As a licensed Doctor of Chiropractic certified in Animal Chiropractic, I have completed the same 210 hours of coursework Doctors of Veterinary Medicine do in order to be eligible to earn certification in animal chiropractic. I have also taken, and passed, the same AVCA board examination as my veterinary colleagues. As a human chiropractor certified in animal chiropractic, I do NOT make veterinary medical diagnoses or veterinary medical recommendations. I do refer clients and their animals to veterinarians on a routine basis for non-chiropractic related concerns. I earn continuing education credits annually to maintain my human chiropractic license and my animal chiropractic certification eligibility. I have both human malpractice insurance and animal malpractice insurance plus liability insurance.

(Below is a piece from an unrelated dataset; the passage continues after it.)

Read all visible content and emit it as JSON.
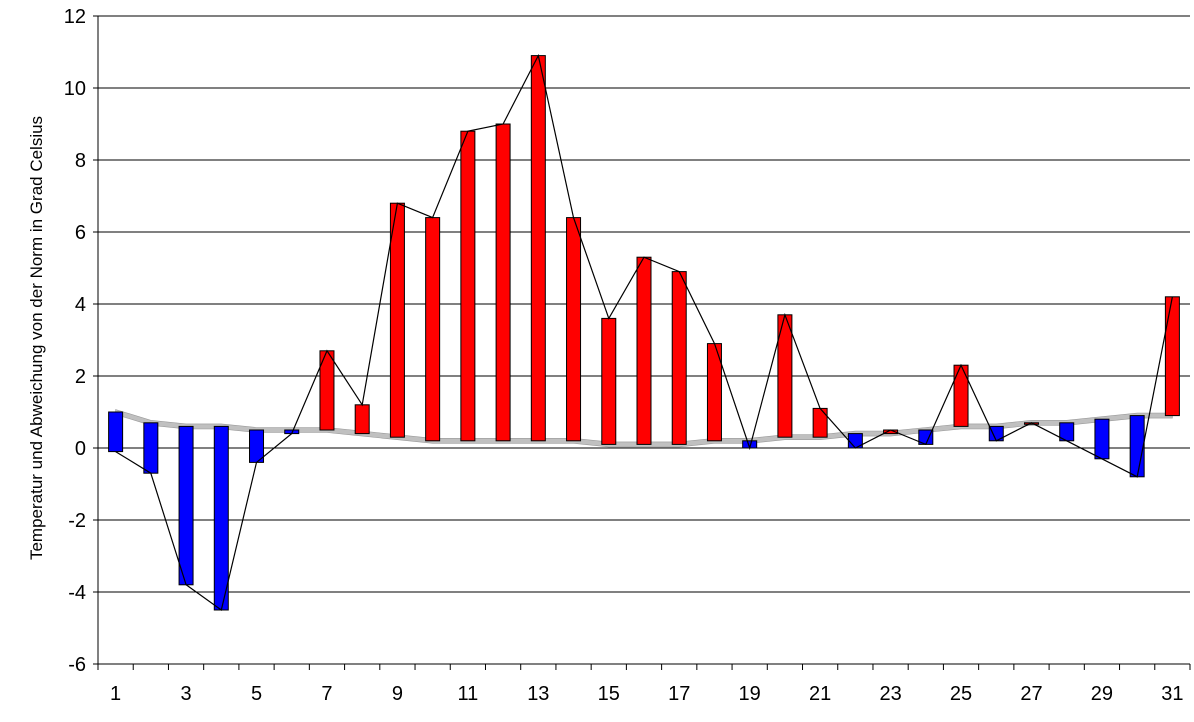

So, when it comes to animal chiropractic, I have all the same qualifications as my certified veterinary colleagues... but, in Texas, I am not allowed to see your pet unless a vet (in writing) says it’s okay first.

This rule was put in place to theoretically protect the animal from harm (by having a vet rule out contraindications to care), but it is actually having the opposite effect as some owners may forego their veterinarian and instead choose to take their pet elsewhere to receive “adjustments” from those that may not be properly trained and perhaps also are unlicensed. This law also sours the budding relationship between veterinarians and animal chiropractic providers, as many veterinarians do not want to assume liability for a service (or a person) they may have little knowledge about.

I am 100% in support of regulation of qualified animal chiropractic providers in the effort to provide veterinarians, animal owners, and their pets the best options in quality integrative care.

((Please note:)) there are not enough veterinarians certified in chiropractic to handle the demand for chiropractic care. In DFW alone, with a populous exceeding 3 million residents, there are less than 30 qualified animal chiropractic providers. I would hope vets and chiropractors could work together harmoniously to fill this void. I would love to see the Texas Veterinary Medical Board take a leading role in this harmonious relationship, for the benefit of animals and animal owners throughout the state of Texas

I agree the Board should have regulations in place which are in the interest of animal welfare but I also believe animal owners should have the opportunity to hire qualified professionals for their animals. There should be a system in place which allows owners to know that registered individuals have already been screened by the Board. We can work together to change the current regulations to protect animal welfare and promote expansion of integrative animal healthcare options to the animal-owning public.